Avenir d’Arcachon N° 2807 du 23/9/1906

Incendie du Grand-Hôtel

Dans la nuit du jeudi au vendredi 21 septembre, le feu s’est déclaré au Grand-Hôtel et l’a complètement détruit ; c’est le plus grand malheur industriel qui put atteindre la ville d’Arcachon.

Vers 2 heures du matin, une forte odeur de brûlé se dégageait dans l’aile de l’Est. Le feu avait pris dans une pièce inoccupée du premier étage, gagné les cloisons, atteint les charpentes, et peut-être aussi par suite des conduites de gaz et d’électricité, se propageait d’une manière effrayante dans toutes les directions du vaste établissement.

L’apport de l’eau était difficile à effectuer. M. Ferras s’y mit avec son personnel et espéra circonscrire le danger ; mais les pompes et l’organisation de la Ville sont insignifiantes.

M. Ferras et sa famille déployèrent un courage et un dévouement à toute épreuve, pour appeler et grouper les moyens d’extinction, et quand ils virent que la marche de l’incendie devenait instantanée et foudroyante, il s’évertuèrent à sauver la vie des clients et clientes, très nombreux à cette époque de l’année.

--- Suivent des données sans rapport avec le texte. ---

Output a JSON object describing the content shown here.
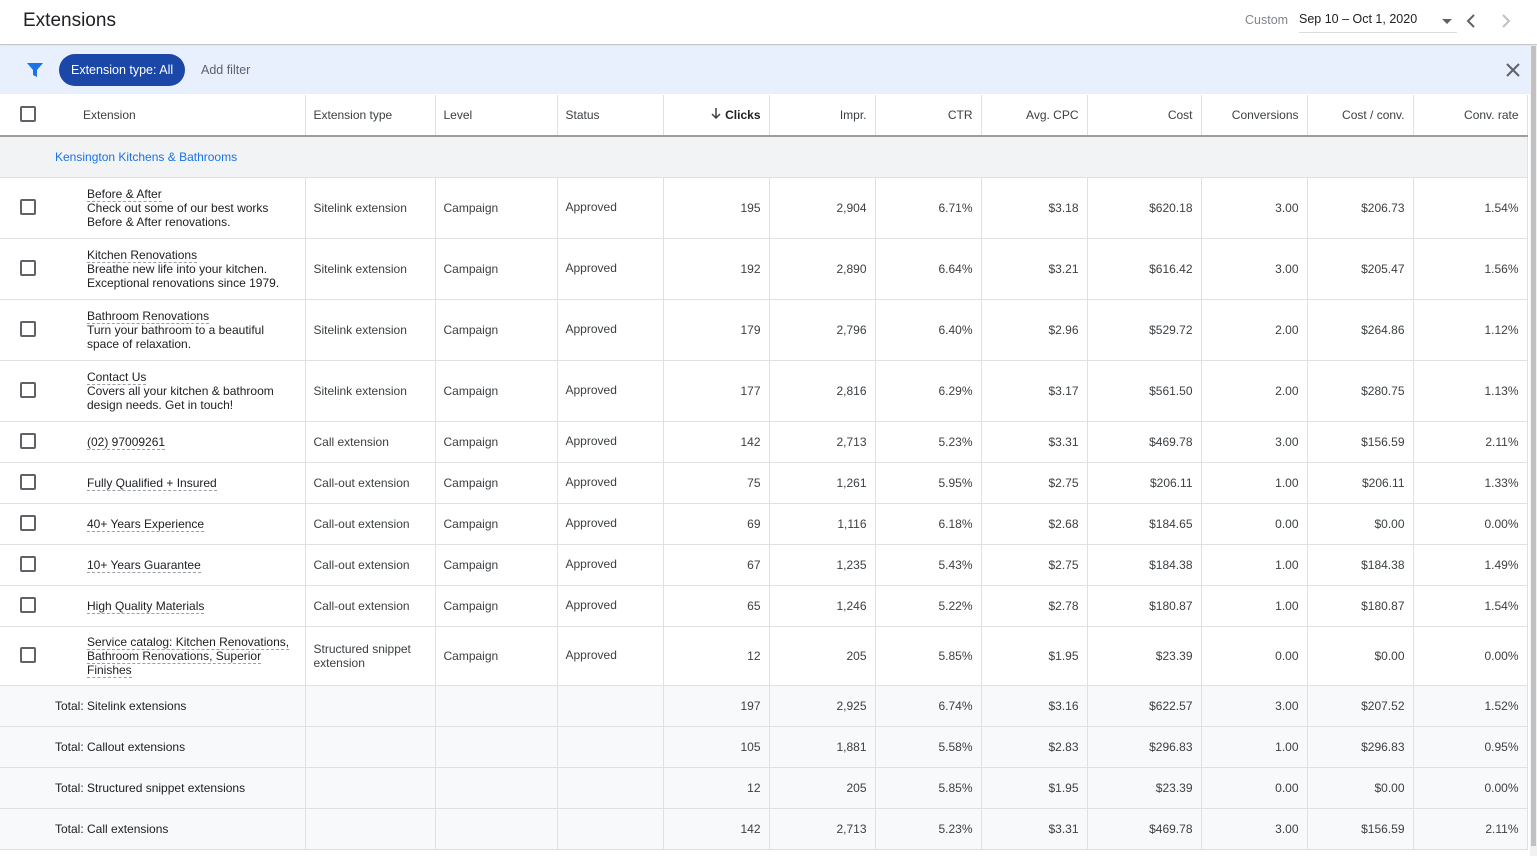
{
  "header": {
    "title": "Extensions",
    "date_label": "Custom",
    "date_range": "Sep 10 – Oct 1, 2020"
  },
  "filter": {
    "chip": "Extension type: All",
    "add_filter": "Add filter"
  },
  "table": {
    "columns": [
      "Extension",
      "Extension type",
      "Level",
      "Status",
      "Clicks",
      "Impr.",
      "CTR",
      "Avg. CPC",
      "Cost",
      "Conversions",
      "Cost / conv.",
      "Conv. rate"
    ],
    "group": "Kensington Kitchens & Bathrooms",
    "rows": [
      {
        "title": "Before & After",
        "description": "Check out some of our best works Before & After renovations.",
        "cells": [
          "Sitelink extension",
          "Campaign",
          "Approved",
          "195",
          "2,904",
          "6.71%",
          "$3.18",
          "$620.18",
          "3.00",
          "$206.73",
          "1.54%"
        ]
      },
      {
        "title": "Kitchen Renovations",
        "description": "Breathe new life into your kitchen. Exceptional renovations since 1979.",
        "cells": [
          "Sitelink extension",
          "Campaign",
          "Approved",
          "192",
          "2,890",
          "6.64%",
          "$3.21",
          "$616.42",
          "3.00",
          "$205.47",
          "1.56%"
        ]
      },
      {
        "title": "Bathroom Renovations",
        "description": "Turn your bathroom to a beautiful space of relaxation.",
        "cells": [
          "Sitelink extension",
          "Campaign",
          "Approved",
          "179",
          "2,796",
          "6.40%",
          "$2.96",
          "$529.72",
          "2.00",
          "$264.86",
          "1.12%"
        ]
      },
      {
        "title": "Contact Us",
        "description": "Covers all your kitchen & bathroom design needs. Get in touch!",
        "cells": [
          "Sitelink extension",
          "Campaign",
          "Approved",
          "177",
          "2,816",
          "6.29%",
          "$3.17",
          "$561.50",
          "2.00",
          "$280.75",
          "1.13%"
        ]
      },
      {
        "title": "(02) 97009261",
        "cells": [
          "Call extension",
          "Campaign",
          "Approved",
          "142",
          "2,713",
          "5.23%",
          "$3.31",
          "$469.78",
          "3.00",
          "$156.59",
          "2.11%"
        ]
      },
      {
        "title": "Fully Qualified + Insured",
        "cells": [
          "Call-out extension",
          "Campaign",
          "Approved",
          "75",
          "1,261",
          "5.95%",
          "$2.75",
          "$206.11",
          "1.00",
          "$206.11",
          "1.33%"
        ]
      },
      {
        "title": "40+ Years Experience",
        "cells": [
          "Call-out extension",
          "Campaign",
          "Approved",
          "69",
          "1,116",
          "6.18%",
          "$2.68",
          "$184.65",
          "0.00",
          "$0.00",
          "0.00%"
        ]
      },
      {
        "title": "10+ Years Guarantee",
        "cells": [
          "Call-out extension",
          "Campaign",
          "Approved",
          "67",
          "1,235",
          "5.43%",
          "$2.75",
          "$184.38",
          "1.00",
          "$184.38",
          "1.49%"
        ]
      },
      {
        "title": "High Quality Materials",
        "cells": [
          "Call-out extension",
          "Campaign",
          "Approved",
          "65",
          "1,246",
          "5.22%",
          "$2.78",
          "$180.87",
          "1.00",
          "$180.87",
          "1.54%"
        ]
      },
      {
        "title": "Service catalog: Kitchen Renovations, Bathroom Renovations, Superior Finishes",
        "cells": [
          "Structured snippet extension",
          "Campaign",
          "Approved",
          "12",
          "205",
          "5.85%",
          "$1.95",
          "$23.39",
          "0.00",
          "$0.00",
          "0.00%"
        ]
      }
    ],
    "totals": [
      {
        "label": "Total: Sitelink extensions",
        "cells": [
          "197",
          "2,925",
          "6.74%",
          "$3.16",
          "$622.57",
          "3.00",
          "$207.52",
          "1.52%"
        ]
      },
      {
        "label": "Total: Callout extensions",
        "cells": [
          "105",
          "1,881",
          "5.58%",
          "$2.83",
          "$296.83",
          "1.00",
          "$296.83",
          "0.95%"
        ]
      },
      {
        "label": "Total: Structured snippet extensions",
        "cells": [
          "12",
          "205",
          "5.85%",
          "$1.95",
          "$23.39",
          "0.00",
          "$0.00",
          "0.00%"
        ]
      },
      {
        "label": "Total: Call extensions",
        "cells": [
          "142",
          "2,713",
          "5.23%",
          "$3.31",
          "$469.78",
          "3.00",
          "$156.59",
          "2.11%"
        ]
      }
    ]
  }
}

Grâce à des prodiges d’efforts et d’activité, ils parvinrent à faire évacuer cet immeuble considérable, sans qu’il y ait de mort à déplorer. En vêtements de nuit, les voyageurs se répartirent à l’Hôtel Continental en forêt et dans les différents hôtels de la Ville.

Le feu n’étant circonscrit dans aucun endroit, mais réparti sur un embrasement général, les plafonds commencèrent à s’effondrer, et l’œuvre de destruction s’accomplit avec une rapidité vertigineuse et terrible.

A 4 h. du matin, notre splendide et malheureux Grand-Hôtel ne représentait qu’un immense amas de flammes s’élançant entre les gros murs en langues de feu, à une hauteur énorme. Si au lieu d’une nuit très calme, le moindre vent avait soufflé, tout le quartier pouvait être atteint.

Le Gand-Hôtel, propriété appartenant à M. Léon Lesca, et d’une valeur de deux millions, avait été construit en 1865. Tout y était monumental : les escaliers, ascenseur, établissement balnéaire et d’hydrothérapie, salle de garage automobile, un immense hall de rez-de-chaussée, des salons de 25 mètres de long sur 10 de large, salons de l’Est, salons de l’Ouest, restaurant d’hiver, restaurant vitré d’été, des terrasses, des balcons, 300 chambres, et des salons aussi aux étages meublés luxueusement, en faisaient un des plus beaux, des plus spacieux, des plus fastueux hôtels du Sud-Ouest.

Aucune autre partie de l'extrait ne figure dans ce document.